La France et l’Allemagne à la manœuvre pour renforcer la gouvernance européenne

La crise a passablement démoli l’Union européenne. L’ancien président de la Commission, M. Barroso, n’avait pas su prendre en charge la gestion de la crise. La zone euro a tenu en équilibre mais l’Europe a été incapable d’organiser une politique de redressement efficace. Surtout, l’Europe a été incapable de compenser la monté des populismes et des protectionnismes nationaux.
Le résultat, c’est que pendant la crise, l’ambition européenne et le sentiment d’appartenance à une même communauté de culture a reculé. Plus grave, l’opinion publique a acquis la conviction que l’Europe, en prescrivant des politiques de réajustement budgétaire, a travaillé contre les peuples. Par conséquent, les institutions européennes sont devenues des boucs émissaires de la crise.
Plus grave enfin, beaucoup de gouvernements ont utilisé les maladresses de l’administration européenne pour se décharger de leurs responsabilités. Trop facile, trop tentant d’accuser Bruxelles et la BCE de tous les défauts de l’Europe.
Cette évolution a débouché sur une dévalorisation de l’Union européenne, sur un déséquilibre de la zone euro et sur une progression des mécontents et des adversaires de l’Europe.
Dans tous les pays d’Europe, les partisans de moins d’Europe se sont multipliés, au point d’arriver au pouvoir en Grèce et de grimper dans les électorats en Espagne à Barcelone ou à Madrid.
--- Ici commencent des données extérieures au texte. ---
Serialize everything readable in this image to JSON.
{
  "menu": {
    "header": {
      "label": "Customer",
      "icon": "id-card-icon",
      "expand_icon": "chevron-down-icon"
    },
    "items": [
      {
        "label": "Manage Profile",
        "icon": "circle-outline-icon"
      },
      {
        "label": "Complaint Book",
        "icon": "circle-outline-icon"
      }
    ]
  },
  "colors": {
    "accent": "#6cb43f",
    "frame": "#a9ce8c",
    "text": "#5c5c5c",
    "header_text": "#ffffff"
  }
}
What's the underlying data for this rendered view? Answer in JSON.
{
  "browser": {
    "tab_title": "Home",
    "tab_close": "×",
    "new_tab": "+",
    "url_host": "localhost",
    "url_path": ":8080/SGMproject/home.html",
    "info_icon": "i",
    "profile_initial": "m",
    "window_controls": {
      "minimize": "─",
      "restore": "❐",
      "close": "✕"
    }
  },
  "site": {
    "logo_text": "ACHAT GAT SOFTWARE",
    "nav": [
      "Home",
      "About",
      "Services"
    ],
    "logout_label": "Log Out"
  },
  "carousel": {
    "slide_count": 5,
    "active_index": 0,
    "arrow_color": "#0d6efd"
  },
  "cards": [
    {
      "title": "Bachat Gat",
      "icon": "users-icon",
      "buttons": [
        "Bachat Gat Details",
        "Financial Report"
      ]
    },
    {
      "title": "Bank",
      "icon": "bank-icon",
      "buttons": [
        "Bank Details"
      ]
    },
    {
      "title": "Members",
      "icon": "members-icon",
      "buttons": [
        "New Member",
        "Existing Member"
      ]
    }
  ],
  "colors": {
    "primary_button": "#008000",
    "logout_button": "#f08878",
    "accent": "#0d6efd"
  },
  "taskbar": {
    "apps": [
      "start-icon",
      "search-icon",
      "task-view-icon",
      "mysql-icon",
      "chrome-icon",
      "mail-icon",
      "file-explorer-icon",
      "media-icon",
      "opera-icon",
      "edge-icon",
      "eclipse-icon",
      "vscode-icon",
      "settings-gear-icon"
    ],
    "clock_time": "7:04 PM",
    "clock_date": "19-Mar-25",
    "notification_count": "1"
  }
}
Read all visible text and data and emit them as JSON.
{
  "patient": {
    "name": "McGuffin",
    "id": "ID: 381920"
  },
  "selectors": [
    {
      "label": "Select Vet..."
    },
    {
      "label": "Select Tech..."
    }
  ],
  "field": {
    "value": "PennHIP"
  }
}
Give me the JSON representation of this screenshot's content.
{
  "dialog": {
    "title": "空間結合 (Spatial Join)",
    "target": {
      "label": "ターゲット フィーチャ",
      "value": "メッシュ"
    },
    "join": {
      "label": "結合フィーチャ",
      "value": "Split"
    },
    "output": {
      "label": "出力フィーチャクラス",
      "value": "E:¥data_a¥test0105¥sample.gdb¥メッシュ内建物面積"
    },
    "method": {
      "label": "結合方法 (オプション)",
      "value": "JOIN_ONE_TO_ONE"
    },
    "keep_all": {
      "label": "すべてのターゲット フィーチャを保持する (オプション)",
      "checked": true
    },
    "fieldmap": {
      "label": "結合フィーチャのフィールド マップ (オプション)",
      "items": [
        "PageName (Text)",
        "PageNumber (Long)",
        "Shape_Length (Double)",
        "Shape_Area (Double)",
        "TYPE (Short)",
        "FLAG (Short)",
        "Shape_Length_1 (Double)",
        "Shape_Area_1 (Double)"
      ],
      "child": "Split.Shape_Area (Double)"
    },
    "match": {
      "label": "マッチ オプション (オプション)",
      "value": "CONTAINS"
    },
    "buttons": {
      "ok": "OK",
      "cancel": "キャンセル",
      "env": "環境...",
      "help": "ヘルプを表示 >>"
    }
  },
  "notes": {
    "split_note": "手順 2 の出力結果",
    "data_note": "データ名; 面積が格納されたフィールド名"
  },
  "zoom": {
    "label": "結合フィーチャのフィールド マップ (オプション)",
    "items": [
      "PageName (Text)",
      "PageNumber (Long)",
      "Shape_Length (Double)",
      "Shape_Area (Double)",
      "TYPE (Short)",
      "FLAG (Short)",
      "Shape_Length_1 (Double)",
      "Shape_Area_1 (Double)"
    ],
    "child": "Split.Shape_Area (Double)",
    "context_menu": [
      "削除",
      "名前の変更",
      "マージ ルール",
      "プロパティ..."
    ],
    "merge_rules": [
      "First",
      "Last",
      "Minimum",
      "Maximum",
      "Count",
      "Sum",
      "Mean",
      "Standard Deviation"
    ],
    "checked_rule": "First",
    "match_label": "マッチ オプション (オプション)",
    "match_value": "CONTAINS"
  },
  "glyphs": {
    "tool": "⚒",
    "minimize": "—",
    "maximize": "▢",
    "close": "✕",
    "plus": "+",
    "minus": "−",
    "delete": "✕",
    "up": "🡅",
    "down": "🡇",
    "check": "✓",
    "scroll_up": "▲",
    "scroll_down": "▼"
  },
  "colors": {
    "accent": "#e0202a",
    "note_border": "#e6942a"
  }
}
Au départ, les revendications portaient sur la sortie de l’Europe puis de l’euro. Mais quand les gouvernements radicaux et les partisans extrêmes se sont aperçus qu’une sortie de l’Euro portait plus de difficultés pour les peuples, les opinions ont évolué.
En Grande-Bretagne, David Cameron a été très largement réélu sur un programme de réformes très courageuses. Il a d’ailleurs été réélu contre les sondages qui annonçaient une défaite. Il faut dire que David Cameron a fait une campagne anti-européenne en promettant un référendum comme en Ecosse. Aujourd’hui, il essaie d’obtenir de ses partenaires européens des réformes d’assouplissement qui rendraient l’Europe compatible aux Britanniques. Cameron a parfaitement compris que la sortie de la Grande-Bretagne serait une catastrophe.
Pendant toute la crise, les pro-européens se cachaient, la reprise économique va leur redonner de la voix. Il en sera question lors du prochain sommet européen puis lors du G7 Finances en fin de semaine. La France de François Hollande et l’Allemagne d’Angela Merkel appuyées par les pays de l’Europe du Nord, l’Espagne, le Portugal et l’Italie.
Le projet qui sera présenté prépare un resserrement des liens européens avec notamment une plus grande intégration économique. Une convergence plus forte des fiscalités, des lois sociales et des positions à l’égard des tiers. L’objectif, rendre impossible l’optimisation fiscale pour les entreprises étrangères et rendre difficile ou impossible le dumping social.
Tout cela signifie que l’on se dirige tout droit vers une Europe à deux vitesses. Une Europe de l’euro, solidaire mais respectueuse de la règle commune et une Europe élargie mais fonctionnant plus sur le modèle de la zone de libre-échange.
Cette position de principe va avoir une traduction très concrète. La France et l’Allemagne vont traiter en priorité le cas de la Grèce. Ils vont lui octroyer de quoi payer les intérêts de 1,4 milliard le 5 juin puis sans doute les autres tranches pour éviter le défaut de paiement. Tout simplement en lui rouvrant les portes du marché obligataire qui lui avaient été fermées.
Mais la mise en place du troisième plan d’aide sera conditionné par trois engagements de réforme : un report de l’âge de départ à la retraire à 65 ans et non 60 ans, une réforme fiscale qui va instituer une perception efficace de la TVA et l’instauration de l’impôt sur le revenu équitable mais applicable à tous. Et enfin une réduction, comme prévu par le gouvernement précédent, du nombre de fonctionnaires.
Le Premier ministre de la Grèce s’est engagé ce week-end à mettre en route ces réformes mais son ministre de l’Economie a dit le contraire et la majorité parlementaire refuse toujours de soutenir le compromis. Pour éviter le défaut de paiement, on choisira soit le referendum, soit de nouvelles élections.
Les grandes manœuvres sont donc engagées et, chose étonnante, la France se retrouve avec l’Allemagne aux manettes pour renforcer la cohésion européenne. François Hollande avait promis que l’Europe devait s’adapter. On n’avait pas compris que François Hollande voulait faire changer l’Europe vers plus de fédéralisme. Comme quoi, tout arrive.